I am currently writing a simplified box that is 1,1,1 in dimension by copying the code from Box and AbstractBox, however I am confused by the way the code does things in those classes.
Why are the Box Indices a 3-component element? I thought those were 1-component ints pointing to the vertex position.
Why is the vertex data duplicated so many times? Essentially there is one set of 4 vertex points for each face, even though 8 vertex total would be sufficient for a box.
Why do the indices duplicate the vertices completely? I though the reason to use indices was to actually reduce the amount of data?
Is there any particular reason why the box is ordered back, right, front, left, top, bottom?
The index buffer represents triangles. Each triangle has 3 corners. The ints represent the vertex number for each corner in a triangle times the number of triangles. The index buffer doesn’t duplicate data. It just contains multiple references to vertices because each triangle needs it.
Edit:
Only 8 vertices would draw smooth corners on the box in GL, so you need separate vertices for each side, so that they don’t share normals. This is why Box has 24 vertices.
That’s probably closer to answer what you asked.

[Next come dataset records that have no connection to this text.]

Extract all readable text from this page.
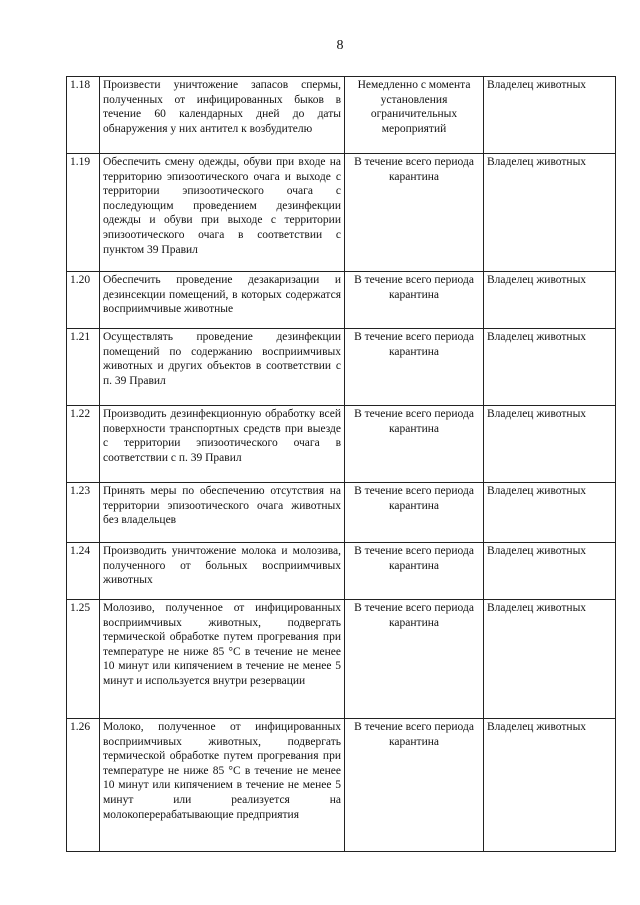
8
1.18	Произвести уничтожение запасов спермы, полученных от инфицированных быков в течение 60 календарных дней до даты обнаружения у них антител к возбудителю	Немедленно с момента установления ограничительных мероприятий	Владелец животных
1.19	Обеспечить смену одежды, обуви при входе на территорию эпизоотического очага и выходе с территории эпизоотического очага с последующим проведением дезинфекции одежды и обуви при выходе с территории эпизоотического очага в соответствии с пунктом 39 Правил	В течение всего периода карантина	Владелец животных
1.20	Обеспечить проведение дезакаризации и дезинсекции помещений, в которых содержатся восприимчивые животные	В течение всего периода карантина	Владелец животных
1.21	Осуществлять проведение дезинфекции помещений по содержанию восприимчивых животных и других объектов в соответствии с п. 39 Правил	В течение всего периода карантина	Владелец животных
1.22	Производить дезинфекционную обработку всей поверхности транспортных средств при выезде с территории эпизоотического очага в соответствии с п. 39 Правил	В течение всего периода карантина	Владелец животных
1.23	Принять меры по обеспечению отсутствия на территории эпизоотического очага животных без владельцев	В течение всего периода карантина	Владелец животных
1.24	Производить уничтожение молока и молозива, полученного от больных восприимчивых животных	В течение всего периода карантина	Владелец животных
1.25	Молозиво, полученное от инфицированных восприимчивых животных, подвергать термической обработке путем прогревания при температуре не ниже 85 °С в течение не менее 10 минут или кипячением в течение не менее 5 минут и используется внутри резервации	В течение всего периода карантина	Владелец животных
1.26	Молоко, полученное от инфицированных восприимчивых животных, подвергать термической обработке путем прогревания при температуре не ниже 85 °С в течение не менее 10 минут или кипячением в течение не менее 5 минут или реализуется на молокоперерабатывающие предприятия	В течение всего периода карантина	Владелец животных
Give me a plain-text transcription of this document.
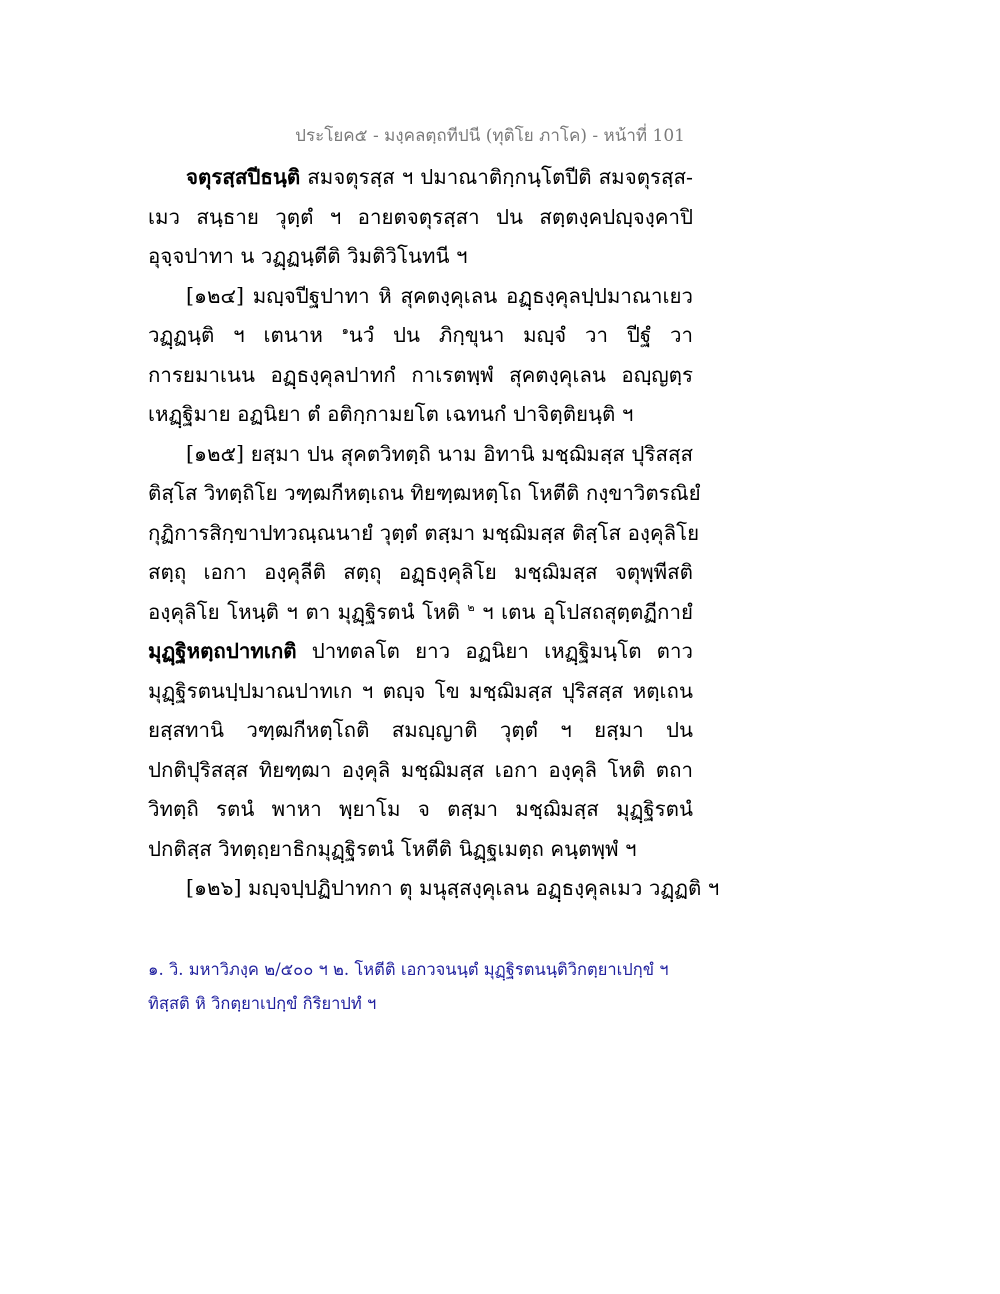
ประโยค๕ - มงฺคลตฺถทีปนี (ทุติโย ภาโค) - หน้าที่ 101
จตุรสฺสปีธนฺติ สมจตุรสฺส ฯ ปมาณาติกฺกนฺโตปีติ สมจตุรสฺส-
เมว สนฺธาย วุตฺตํ ฯ อายตจตุรสฺสา ปน สตฺตงฺคปญฺจงฺคาปิ
อุจฺจปาทา น วฏฺฏนฺตีติ วิมติวิโนทนี ฯ
[๑๒๔] มญฺจปีฐปาทา หิ สุคตงฺคุเลน อฏฺธงฺคุลปฺปมาณาเยว
วฏฺฏนฺติ ฯ เตนาห $^๑$นวํ ปน ภิกฺขุนา มญฺจํ วา ปีฐํ วา
การยมาเนน อฏฺธงฺคุลปาทกํ กาเรตพฺพํ สุคตงฺคุเลน อญฺญตฺร
เหฏฺฐิมาย อฏนิยา ตํ อติกฺกามยโต เฉทนกํ ปาจิตฺติยนฺติ ฯ
[๑๒๕] ยสฺมา ปน สุคตวิทตฺถิ นาม อิทานิ มชฺฌิมสฺส ปุริสสฺส
ติสฺโส วิทตฺถิโย วฑฺฒกีหตฺเถน ทิยฑฺฒหตฺโถ โหตีติ กงฺขาวิตรณิยํ
กุฏิการสิกฺขาปทวณฺณนายํ วุตฺตํ ตสฺมา มชฺฌิมสฺส ติสฺโส องฺคุลิโย
สตฺถุ เอกา องฺคุลีติ สตฺถุ อฏฺธงฺคุลิโย มชฺฌิมสฺส จตุพฺพีสติ
องฺคุลิโย โหนฺติ ฯ ตา มุฏฺฐิรตนํ โหติ $^๒$ ฯ เตน อุโปสถสุตฺตฏีกายํ
มุฏฺฐิหตฺถปาทเกติ ปาทตลโต ยาว อฏนิยา เหฏฺฐิมนฺโต ตาว
มุฏฺฐิรตนปฺปมาณปาทเก ฯ ตญฺจ โข มชฺฌิมสฺส ปุริสสฺส หตฺเถน
ยสฺสทานิ วฑฺฒกีหตฺโถติ สมญฺญาติ วุตฺตํ ฯ ยสฺมา ปน
ปกติปุริสสฺส ทิยฑฺฒา องฺคุลิ มชฺฌิมสฺส เอกา องฺคุลิ โหติ ตถา
วิทตฺถิ รตนํ พาหา พฺยาโม จ ตสฺมา มชฺฌิมสฺส มุฏฺฐิรตนํ
ปกติสฺส วิทตฺถฺยาธิกมุฏฺฐิรตนํ โหตีติ นิฏฺฐเมตฺถ คนฺตพฺพํ ฯ
[๑๒๖] มญฺจปฺปฏิปาทกา ตุ มนุสฺสงฺคุเลน อฏฺธงฺคุลเมว วฏฺฏติ ฯ
๑. วิ. มหาวิภงฺค ๒/๕๐๐ ฯ ๒. โหตีติ เอกวจนนฺตํ มุฏฺฐิรตนนฺติวิกตฺยาเปกฺขํ ฯ
ทิสฺสติ หิ วิกตฺยาเปกฺขํ กิริยาปทํ ฯ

This is why it appears to duplicate data. With 8 vertices, you’d get the same effect as if you created a box in Blender and set the vertices to “smooth”.
Edit2:
Sorry about all the edits, just improving a bodged answer. I misunderstood the question and answered without thinking first.
Have a read here. It might help you understand how shapes are created. The only shape geometries understand is triangles, and every shape is created from them.
Thank you, but I am aware how shapes are created. I was just wondering about the duplication of vertices, but it all makes sense once you try to apply the textures.
Before I had been using triangle-strip cubes without textures and light, and those you can draw with just 8 vertices. But that simply won’t work once you apply textures and light.